Eduardo Alemán and Sebastián Saiegh, "Legislative Preferences, Political Parties, and Coalition Unity in Chile"
Competition between two stable multiparty coalitions has dominated electoral and legislative politics in post-Pinochet Chile. However, several scholars dispute the argument that a fundamental change has realigned the party system. The point of contention is whether a bipolar pattern has replaced the traditional three-way split (tres tercios) in political competition. These alternative hypotheses about the cohesion of parties and coalitions in the legislative arena can be tested through an analysis of the voting records of Chilean deputies. Coalition membership rather than partisan positions dictate legislative behavior. Therefore, the Chilean electoral coalitions are not merely electoral pacts. Rather, they constitute two distinct policy-based coalitions.
Christoffer Green-Pedersen, "The Conflict of Conflicts in Comparative Perspective: Euthanasia as a Political Issue in Denmark, Belgium, and the Netherlands"
Political science has never paid much comparative attention to what Schattschneider called the “conflict of conflicts.” However, this question is becoming increasingly important as the conflict structure in many western countries is breaking up. Is the ability to link an issue to an already existing conflict in the party system crucial for it to become a political issue? This question is addressed through a study of the issue of euthanasia in Denmark, Belgium, and the Netherlands. Euthanasia became a political issue in the Netherlands and Belgium because it was linked to the religious/secular conflict in the party system. As a consequence of the politicization, the Netherlands and Belgium have legalized euthanasia.
Anthony Mughan, "Economic Insecurity and Welfare Preferences: A Micro-Level Analysis"
Economic insecurity is commonly held to be the key psychological mechanism underpinning the relationship between rapid economic change and the size of welfare states. Transformations like deindustrialization and globalization are held to create winners and losers, and the latter demand greater governmental protection against the forces undermining their economic insecurity. This individual-level relationship has been assumed rather than specified and tested. Economic insecurity can take more than one form. Moreover, its different forms vary not only in their socioeconomic roots, but also in their relationship to support for enhanced social protection. A comparison of the United States and Australia highlights the variability of economic insecurity’s impact of welfare preferences and the need to unpack the complexity of their relationship.

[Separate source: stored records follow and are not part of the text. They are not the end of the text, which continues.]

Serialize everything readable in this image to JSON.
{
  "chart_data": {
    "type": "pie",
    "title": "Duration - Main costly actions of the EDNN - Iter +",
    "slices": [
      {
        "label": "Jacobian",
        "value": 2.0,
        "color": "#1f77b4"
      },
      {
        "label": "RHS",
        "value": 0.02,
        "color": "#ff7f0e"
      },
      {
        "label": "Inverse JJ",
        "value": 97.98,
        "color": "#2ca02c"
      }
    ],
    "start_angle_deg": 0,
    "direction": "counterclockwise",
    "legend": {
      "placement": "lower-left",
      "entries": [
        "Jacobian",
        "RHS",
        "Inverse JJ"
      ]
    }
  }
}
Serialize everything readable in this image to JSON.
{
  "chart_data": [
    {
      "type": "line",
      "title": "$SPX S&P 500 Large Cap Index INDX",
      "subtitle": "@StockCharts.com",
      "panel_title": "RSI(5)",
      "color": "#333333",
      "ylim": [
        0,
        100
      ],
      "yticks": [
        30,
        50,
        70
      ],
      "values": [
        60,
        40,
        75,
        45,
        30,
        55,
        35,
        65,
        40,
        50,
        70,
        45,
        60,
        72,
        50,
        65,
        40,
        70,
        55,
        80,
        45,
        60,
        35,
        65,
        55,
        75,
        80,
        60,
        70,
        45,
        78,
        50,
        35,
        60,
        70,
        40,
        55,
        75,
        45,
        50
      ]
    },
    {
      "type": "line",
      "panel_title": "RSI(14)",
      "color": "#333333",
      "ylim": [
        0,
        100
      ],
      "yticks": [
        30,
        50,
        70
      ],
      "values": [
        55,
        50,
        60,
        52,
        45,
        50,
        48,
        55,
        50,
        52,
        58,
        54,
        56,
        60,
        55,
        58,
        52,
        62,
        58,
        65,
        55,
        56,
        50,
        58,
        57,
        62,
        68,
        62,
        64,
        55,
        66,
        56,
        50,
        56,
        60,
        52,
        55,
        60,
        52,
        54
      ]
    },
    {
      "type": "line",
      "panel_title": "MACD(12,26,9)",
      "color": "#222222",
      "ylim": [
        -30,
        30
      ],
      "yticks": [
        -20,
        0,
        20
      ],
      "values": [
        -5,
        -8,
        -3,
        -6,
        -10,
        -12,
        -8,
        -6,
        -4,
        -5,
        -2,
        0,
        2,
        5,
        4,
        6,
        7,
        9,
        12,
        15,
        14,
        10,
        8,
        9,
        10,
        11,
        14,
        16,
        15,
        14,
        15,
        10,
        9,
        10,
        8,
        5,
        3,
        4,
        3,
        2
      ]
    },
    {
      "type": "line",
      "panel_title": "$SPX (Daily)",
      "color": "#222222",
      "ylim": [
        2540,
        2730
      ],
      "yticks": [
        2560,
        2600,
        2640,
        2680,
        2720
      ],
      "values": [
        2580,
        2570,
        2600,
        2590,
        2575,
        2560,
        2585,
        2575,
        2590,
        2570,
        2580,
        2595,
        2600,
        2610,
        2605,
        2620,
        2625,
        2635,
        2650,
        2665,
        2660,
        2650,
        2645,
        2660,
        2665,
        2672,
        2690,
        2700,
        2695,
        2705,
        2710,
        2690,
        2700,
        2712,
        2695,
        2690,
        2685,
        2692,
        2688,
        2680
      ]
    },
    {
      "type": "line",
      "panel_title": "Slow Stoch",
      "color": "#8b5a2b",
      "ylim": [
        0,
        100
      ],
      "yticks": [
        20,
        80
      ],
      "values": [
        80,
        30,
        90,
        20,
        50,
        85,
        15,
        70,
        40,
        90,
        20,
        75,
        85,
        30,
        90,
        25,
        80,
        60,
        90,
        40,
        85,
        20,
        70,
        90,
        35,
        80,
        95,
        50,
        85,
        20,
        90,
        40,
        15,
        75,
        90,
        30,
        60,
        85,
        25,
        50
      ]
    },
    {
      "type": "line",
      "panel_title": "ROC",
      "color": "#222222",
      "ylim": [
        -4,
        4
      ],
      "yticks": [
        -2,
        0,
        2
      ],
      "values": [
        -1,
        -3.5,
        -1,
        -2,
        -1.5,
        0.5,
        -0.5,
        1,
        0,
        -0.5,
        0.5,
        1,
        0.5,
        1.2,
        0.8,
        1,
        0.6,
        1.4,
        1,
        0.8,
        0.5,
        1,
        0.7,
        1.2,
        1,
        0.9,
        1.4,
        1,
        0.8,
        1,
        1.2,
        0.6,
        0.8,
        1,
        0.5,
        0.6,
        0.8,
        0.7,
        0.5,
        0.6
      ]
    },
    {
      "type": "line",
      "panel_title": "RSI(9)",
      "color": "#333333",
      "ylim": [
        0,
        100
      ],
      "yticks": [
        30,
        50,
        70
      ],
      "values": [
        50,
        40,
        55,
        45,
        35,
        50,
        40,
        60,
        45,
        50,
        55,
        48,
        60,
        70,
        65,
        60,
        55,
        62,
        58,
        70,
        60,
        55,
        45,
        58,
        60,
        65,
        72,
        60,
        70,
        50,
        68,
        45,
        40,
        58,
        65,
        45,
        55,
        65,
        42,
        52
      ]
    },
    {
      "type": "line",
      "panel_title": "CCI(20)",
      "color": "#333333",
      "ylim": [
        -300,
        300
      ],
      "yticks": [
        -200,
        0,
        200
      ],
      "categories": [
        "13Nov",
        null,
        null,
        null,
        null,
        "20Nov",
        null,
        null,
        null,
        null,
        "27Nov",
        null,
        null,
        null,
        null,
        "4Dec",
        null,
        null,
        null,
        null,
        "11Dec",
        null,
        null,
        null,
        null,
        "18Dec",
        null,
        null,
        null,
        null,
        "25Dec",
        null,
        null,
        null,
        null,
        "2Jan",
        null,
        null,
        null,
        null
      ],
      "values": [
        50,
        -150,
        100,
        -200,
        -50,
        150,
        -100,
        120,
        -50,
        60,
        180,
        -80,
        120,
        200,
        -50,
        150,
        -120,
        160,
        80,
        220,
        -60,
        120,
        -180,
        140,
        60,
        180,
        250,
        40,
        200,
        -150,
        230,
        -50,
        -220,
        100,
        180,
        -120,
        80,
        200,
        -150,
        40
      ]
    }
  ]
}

Lucy Mansergh and Robert Thomson, "Election Pledges, Party Competition, and Policymaking"
Election pledges are made on important issues and on the policy themes parties emphasize most. Pledges made by parties that enter the government after elections are more likely to be enacted than those made by parties that do not. Substantial differences in rates of pledge enactment can be found among majoritarian, coalition, and bicameral systems. New evidence on elections in Ireland, where coalition governments are common, is compared with the Netherlands, the U.K., the U.S., Canada, and Greece. Ireland and the Netherlands are crucial cases for theories of cabinet governance that feature the coalition agreement and the allocation of ministerial portfolios.
Devashree Gupta, "Selective Engagement and Its Consequences for Social Movement Organizations: Lessons from British Policy in Northern Ireland"
How do governments respond to the demands of different social movement organizations? They respond selectively, embracing some movement groups as acceptable bargaining partners, while sidelining or repressing others. Thus, they create uneven political opportunity structures that prompt organizations to pursue divergent protest strategies. Selective engagement is a double-edged sword. Groups that forge a closer relationship with state actors can benefit from increased access, but they also face shorter time horizons to deliver change and risk alienating their members. Over time, these side effects can minimize the worth of “desirable” groups to governments, while making it possible for organizations previously left out of the process to increase their clout and demand entry.
Review Article: Antonis A. Ellinas, "Phased Out: Far Right Parties in Western Europe"
Much like earlier studies of the far right, recent scholarship asks why far right parties advanced in some West European democracies but not in others, but its answers differ. Socioeconomic explanations, which dominated earlier studies, are now only the starting point to explain the electoral trajectories of the far right. Recent scholarship lays more emphasis on the domestic political setting, examining the effects of party competition, organization, and appeals. Moreover, it attempts to correct the earlier neglect of electoral institutions. Its findings do not yield firm conclusions about the drivers of far right performance, but the theoretical implications are too important to miss. Future scholarship must pay closer attention to temporal variation in far right performance.